Labé sits at around 1,100 metres above sea level, and the air at that altitude has a quality that lowland Guinea does not prepare you for. It is cool enough in the mornings that I wore a jacket, which felt absurd in West Africa until I felt the temperature, and then felt entirely correct. The plateau grasses around the city are a specific dry-season gold — not the yellow of drought but the gold of proper highland pasture, the kind that has been grazed for centuries and has reached an equilibrium with the cattle and the herdsmen.

The market in Labé is one of the best in the Fouta Djallon, and not just for produce. The embroidered robes the Peul men wear — wide, flowing, with geometric needlework around the collar and chest — are sold here in colours so specific they seem to have been named by someone with a genuine relationship to colour. There is a shade of deep teal that I have not seen anywhere else. The tailors work in stalls at the back of the market, their sewing machines running with a particular rhythm, and they will make a robe to order in a day and a half.
The food in Labé is simple highland food — riz gras with smoked fish, tô (a stiff millet porridge) served with leaf sauce, grilled meat from the morning’s market. I ate lunch at a place with no name that had four plastic tables on a bare concrete floor, and the woman who served me brought a bowl of sauce that had a fermented bite to it, something between funk and heat, that I kept reaching for even as my forehead prickled. She watched me doing this with the patient expression of someone who has seen this reaction before and considered it entirely predictable.
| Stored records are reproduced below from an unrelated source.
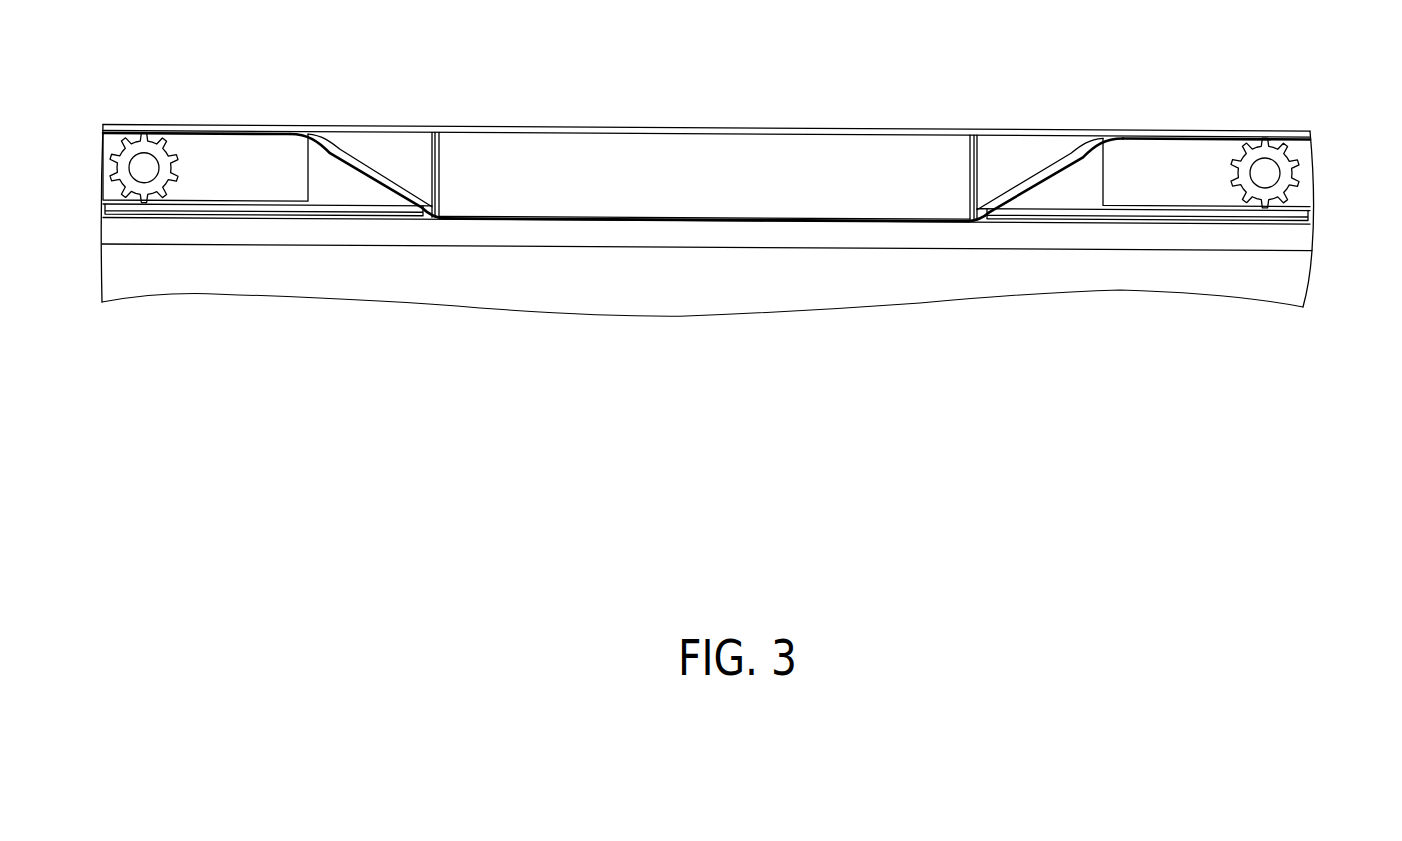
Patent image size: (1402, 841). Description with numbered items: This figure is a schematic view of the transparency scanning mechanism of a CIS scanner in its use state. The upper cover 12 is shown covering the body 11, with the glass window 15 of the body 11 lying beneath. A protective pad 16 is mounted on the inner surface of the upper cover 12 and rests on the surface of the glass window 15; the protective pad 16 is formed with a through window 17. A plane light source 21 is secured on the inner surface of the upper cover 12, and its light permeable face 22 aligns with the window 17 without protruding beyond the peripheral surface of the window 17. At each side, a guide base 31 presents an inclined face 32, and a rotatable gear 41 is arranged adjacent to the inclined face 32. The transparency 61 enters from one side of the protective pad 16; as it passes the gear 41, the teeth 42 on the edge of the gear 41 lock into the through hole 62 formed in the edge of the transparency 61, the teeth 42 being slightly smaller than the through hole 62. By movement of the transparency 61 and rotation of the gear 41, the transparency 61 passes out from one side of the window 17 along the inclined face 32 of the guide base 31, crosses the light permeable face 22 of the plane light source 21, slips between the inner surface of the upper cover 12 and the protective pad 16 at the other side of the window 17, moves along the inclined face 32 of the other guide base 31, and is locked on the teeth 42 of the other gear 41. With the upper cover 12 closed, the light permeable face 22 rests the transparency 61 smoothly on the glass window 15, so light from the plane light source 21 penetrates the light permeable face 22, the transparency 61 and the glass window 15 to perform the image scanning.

The body 11 is at (1293, 277).
The upper cover 12 is at (567, 126).
The glass window 15 is at (697, 232).
The protective pad 16 is at (1067, 208).
The window 17 is at (980, 215).
The plane light source 21 is at (697, 147).
The light permeable face 22 is at (822, 209).
The guide base 31 is at (413, 148).
The inclined face 32 is at (350, 152).
The gear 41 is at (168, 150).
The teeth 42 is at (102, 138).
The transparency 61 is at (547, 218).
The through hole 62 is at (142, 135).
The hills around Labé hold surprises. An hour’s walk from the center, the plateau breaks into sudden gorges, sheer-sided and deep, where waterfalls run after rain or even in the dry season from underground sources. Peul children who have nothing better to do — and everything better to do — serve as guides for a negotiated sum and take you to edges you would not find alone. I stood at one such edge looking down at a thread of river far below and felt the particular vertigo of standing somewhere beautiful that the world has mostly not heard of.
When to go: November through February for cool, dry conditions with clear highland air. March and April are warmer but still possible. Avoid the wet season if driving — the roads to Labé from Conakry are unpaved in sections and become serious challenges in rain.